État-providence : avantages et désavantages d’une hausse de la pension de vieillesse | Défi Économie Aller au contenu principal

État-providence : avantages et désavantages d’une hausse de la pension de vieillesse

Pension de vieillesse
Les fonds de pension doivent être consolidés pour protéger les seniors et ne pas être déficitaires.

Si une hausse de la pension de vieillesse va améliorer les conditions de vie des seniors, elle comporte aussi des risques pour l’économie nationale. 

Économiste de formation, Dev Luchmun note que la pension universelle est le pilier de l’État-providence. « J’étais un des premiers à dire qu’il serait logique d’aligner la pension de vieillesse sur le salaire minimum », dit-il.

S’il reconnaît qu’augmenter la pension de vieillesse à Rs 8 500 allégera certes les conditions de vie des seniors, il attire aussi l’attention sur le fait cela pèsera lourdement sur l’économie nationale. « Ce sont des milliards de roupies additionnelles, où trouver cet argent ? », demande-t-il. 

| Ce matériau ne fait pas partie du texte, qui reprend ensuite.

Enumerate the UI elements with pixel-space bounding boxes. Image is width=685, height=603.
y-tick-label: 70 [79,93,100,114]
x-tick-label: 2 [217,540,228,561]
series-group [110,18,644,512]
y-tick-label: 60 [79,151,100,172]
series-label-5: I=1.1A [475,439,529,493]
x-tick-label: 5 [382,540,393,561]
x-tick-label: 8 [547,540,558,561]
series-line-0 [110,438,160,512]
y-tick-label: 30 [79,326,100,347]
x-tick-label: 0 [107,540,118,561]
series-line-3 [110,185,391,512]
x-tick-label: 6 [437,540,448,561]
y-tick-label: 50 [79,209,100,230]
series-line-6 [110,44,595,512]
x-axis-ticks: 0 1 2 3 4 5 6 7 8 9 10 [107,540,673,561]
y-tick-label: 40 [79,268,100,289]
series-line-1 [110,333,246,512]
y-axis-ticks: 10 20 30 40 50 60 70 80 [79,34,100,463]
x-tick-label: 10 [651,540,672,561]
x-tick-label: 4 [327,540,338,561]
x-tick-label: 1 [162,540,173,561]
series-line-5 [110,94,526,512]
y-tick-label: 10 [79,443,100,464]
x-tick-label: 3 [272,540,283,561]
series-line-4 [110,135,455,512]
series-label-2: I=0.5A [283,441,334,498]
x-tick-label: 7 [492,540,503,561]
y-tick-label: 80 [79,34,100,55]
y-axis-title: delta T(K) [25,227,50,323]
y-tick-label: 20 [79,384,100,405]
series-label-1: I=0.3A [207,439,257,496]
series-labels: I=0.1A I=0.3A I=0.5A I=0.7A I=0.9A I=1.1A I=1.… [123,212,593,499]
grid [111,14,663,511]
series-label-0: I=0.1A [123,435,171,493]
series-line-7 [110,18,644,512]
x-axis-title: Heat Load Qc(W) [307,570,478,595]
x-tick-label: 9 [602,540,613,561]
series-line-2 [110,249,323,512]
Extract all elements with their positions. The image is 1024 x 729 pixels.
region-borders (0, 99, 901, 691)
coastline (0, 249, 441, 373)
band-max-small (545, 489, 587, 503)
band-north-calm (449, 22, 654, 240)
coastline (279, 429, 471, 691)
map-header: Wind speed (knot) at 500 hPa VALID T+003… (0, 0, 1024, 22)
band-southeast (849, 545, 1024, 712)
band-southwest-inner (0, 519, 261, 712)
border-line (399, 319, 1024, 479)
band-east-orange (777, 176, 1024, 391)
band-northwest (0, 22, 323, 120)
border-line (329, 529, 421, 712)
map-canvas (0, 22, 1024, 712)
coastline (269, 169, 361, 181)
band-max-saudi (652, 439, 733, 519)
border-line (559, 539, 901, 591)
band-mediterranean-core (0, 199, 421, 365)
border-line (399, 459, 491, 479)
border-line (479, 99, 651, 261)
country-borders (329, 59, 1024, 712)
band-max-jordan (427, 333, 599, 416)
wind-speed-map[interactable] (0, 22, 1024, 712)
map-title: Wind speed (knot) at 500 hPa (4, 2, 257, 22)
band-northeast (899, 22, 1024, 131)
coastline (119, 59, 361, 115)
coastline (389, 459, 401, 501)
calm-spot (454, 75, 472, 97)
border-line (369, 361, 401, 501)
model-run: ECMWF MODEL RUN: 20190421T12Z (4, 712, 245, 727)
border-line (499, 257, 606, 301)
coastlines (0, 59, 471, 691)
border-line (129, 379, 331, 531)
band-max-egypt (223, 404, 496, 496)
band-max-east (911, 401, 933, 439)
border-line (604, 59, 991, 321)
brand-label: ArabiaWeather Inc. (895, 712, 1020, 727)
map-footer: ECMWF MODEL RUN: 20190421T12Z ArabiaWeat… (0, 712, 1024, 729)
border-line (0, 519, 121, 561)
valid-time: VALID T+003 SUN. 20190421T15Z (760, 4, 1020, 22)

Il explique qu’on pourrait, entre autres, revoir à la hausse la taxe corporative sans pour autant affecter les petites et moyennes entreprises. À cet effet, il est en faveur d’un barème progressif. C’est-à-dire l’imposition d’un impôt basé sur les chiffres d’affaires. 

L’économiste explique aussi que, tôt ou tard, il faudra revoir le mode de paiement de la pension de vieillesse pour ceux qui travaillent jusqu’à l’âge de 65 ans sans pour autant pénaliser les nécessiteux de la société. 

C’est-à-dire que les personnes concernées, à partir de l’âge de 60 ans, touchent un pourcentage de sa pension chaque année (taux déterminé par les autorités) pour arriver à l’intégralité de sa pension à 65 ans. Toutefois, il est en faveur d’un dialogue entre le gouvernement et les syndicats en vue d’arriver à un compromis sur la question. 

Le consultant en relations industrielles rappelle que l’idée d’une extension de la retraite à 65 ans était pour s’attaquer au problème de vieillissement de la population, consolider les fonds de pension pour mieux protéger les seniors à l’avenir. Il attire l’attention sur le fait que les fonds de pension pourraient être déficitaires en 2050.

Avis contraire

Toutefois, le secrétaire de l’Association des Consommateurs de l’île Maurice, Jayen Chellum, est d’un avis contraire. « Certes, les seniors seront contents d’avoir une pension de vieillesse de Rs 8 500, mais cela aura d’autres implications », explique-t-il. 

D’abord, il estime qu’en alignant la pension de vieillesse de Rs 6 210 sur le salaire minimal, cela aura comme conséquence une  dévalorisation du salaire minimum et cela donnera suite à d’autres revendications syndicales pour une revalorisation des salaires. 

Jayen Chellum estime aussi qu’une hausse de près de 60 % de la pension aura des conséquences sur l’économie et les finances publiques à la longue. Il explique qu’avec une population vieillissante, en raison d’une baisse dans le nombre de naissances, il faut penser aux conséquences d’une forte hausse de la pension de vieillesse dans quinze à vingt ans. « On va hypothéquer l’avenir de nos petits-enfants et arrière-petits-enfants. Ce serait comme ci ‘tir mange dan lassiett nou ti zanfan’ », explique-t-il. 

Avantages

  • Une amélioration des conditions de vie des vieilles personnes.
  • Une hausse de la consommation, d’où une stimulation de l’économie.

Désavantages

  • Un poids additionnel sur l’économie nationale.
  • Une possible poussée inflationniste.
  • Imposition probable d’une taxe sur des produits et services. D’où une hausse de la vie en général.
  • Une possible hausse de la dette publique.